Nikolai Rubinstein, der sich mit Tschaikowski jahrelang eine Wohnung geteilt hatte, verschätzte sich jedenfalls: Tschaikowski änderte keine Note an seiner Komposition, sondern schickte die Partitur mit einer Widmung versehen an Hans von Bülow. Der Ex-Schwiegersohn von Franz Liszt und erste Mann von Cosima Wagner war einer der besten Pianisten und Dirigenten des 19. Jahrhunderts. Er erkannte den Wert der Komposition des Russen sofort und führte sie mit triumphalem Erfolg in Boston in den USA auf. Seitdem hat das Stück einen Siegeszug durch die Konzertsäle der Welt angetreten.

Der Dirigent hastet durch die Sätze

Nun haben Vladimir Ashkenazy und der junge österreichische Pianist Ingolf Wunder (Jahrgang 1985) das Konzert 2012 live in Sankt Petersburg mit den Sankt Petersburger Philharmonikern eingespielt. Eigentlich hätte da alles passen müssen: das Orchester, die früheren Leningrader Philharmoniker, ist eines der besten der Welt; Vladimir Ashkenazy, der Dirigent, hat 1962 als junger Mann den Tschaikowski-Wettbewerb gewonnen, bei dem genau dieses Klavierkonzert Pflichtstück ist; und Ingolf Wunder ist ein agiler und sympathischer Pianist, der bereits auf viel Konzerterfahrung zurückblicken kann. Man hätte also mit einer großen Einspielung rechnen können. Leider ist es das nicht geworden.

Die Probleme beginnen gleich in der Einleitung zum ersten Satz, und zwar beim Tempo. Diese berühmten fallenden Quinten, denen der Pianist vollgriffige, über die ganze Klaviatur hinweg aufsteigende Akkorde entgegensetzt, ist „Andante non troppo e molto maestoso“ überschrieben, aber Ashkenazy hastet dermaßen durch diesen Beginn, der auf ein ukrainisches Volkslied zurückgeht, daß keine feierlich-majestätische Stimmung aufkommen mag. Die meisten Dirigenten brauchen 22 Minuten für diesen Kopfsatz, Ashkenazy nur neunzehn; das klingt nach keinem großen Unterschied, aber in der Musik sind das Welten. Das ist ungefähr so, als würde eine Seilschaft die Eiger Nordwand, für die die meisten Bergsteiger zwölf Stunden benötigen, in drei durchsteigen.

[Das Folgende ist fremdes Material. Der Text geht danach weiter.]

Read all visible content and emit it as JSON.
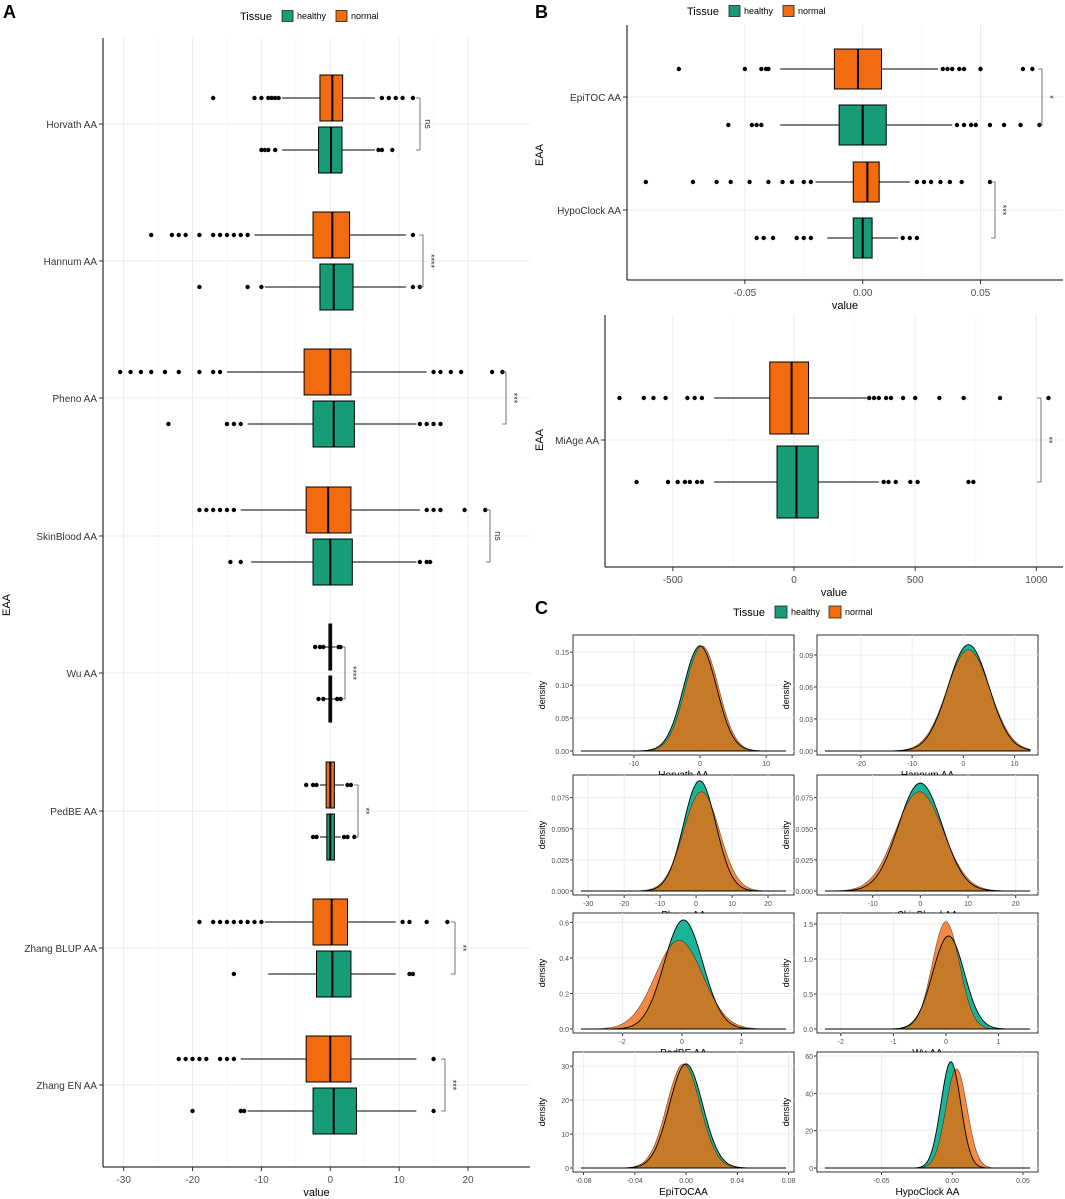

So hoch ist das Tempo in dieser Aufnahme, daß Wunder schon bei der ersten Kadenz Schwierigkeiten hat. Die beidhändigen Oktaven, die nach dem Seitenthema zur einer Ruhe in c-Moll führen, schafft der Pianist nur noch mit viel Getöse und noch mehr Pedal. Auch die gefürchtete Oktavpassage nach dem langen Orchestertutti, das zur Durchführung überleitet, da also, wo andere Pianisten wie Swjatoslaw Richter oder Jewgeni Kissin vor Kraft und Geschwindigkeit geradezu explodieren, bewältigt Wunder nur noch mit Ach und Krach.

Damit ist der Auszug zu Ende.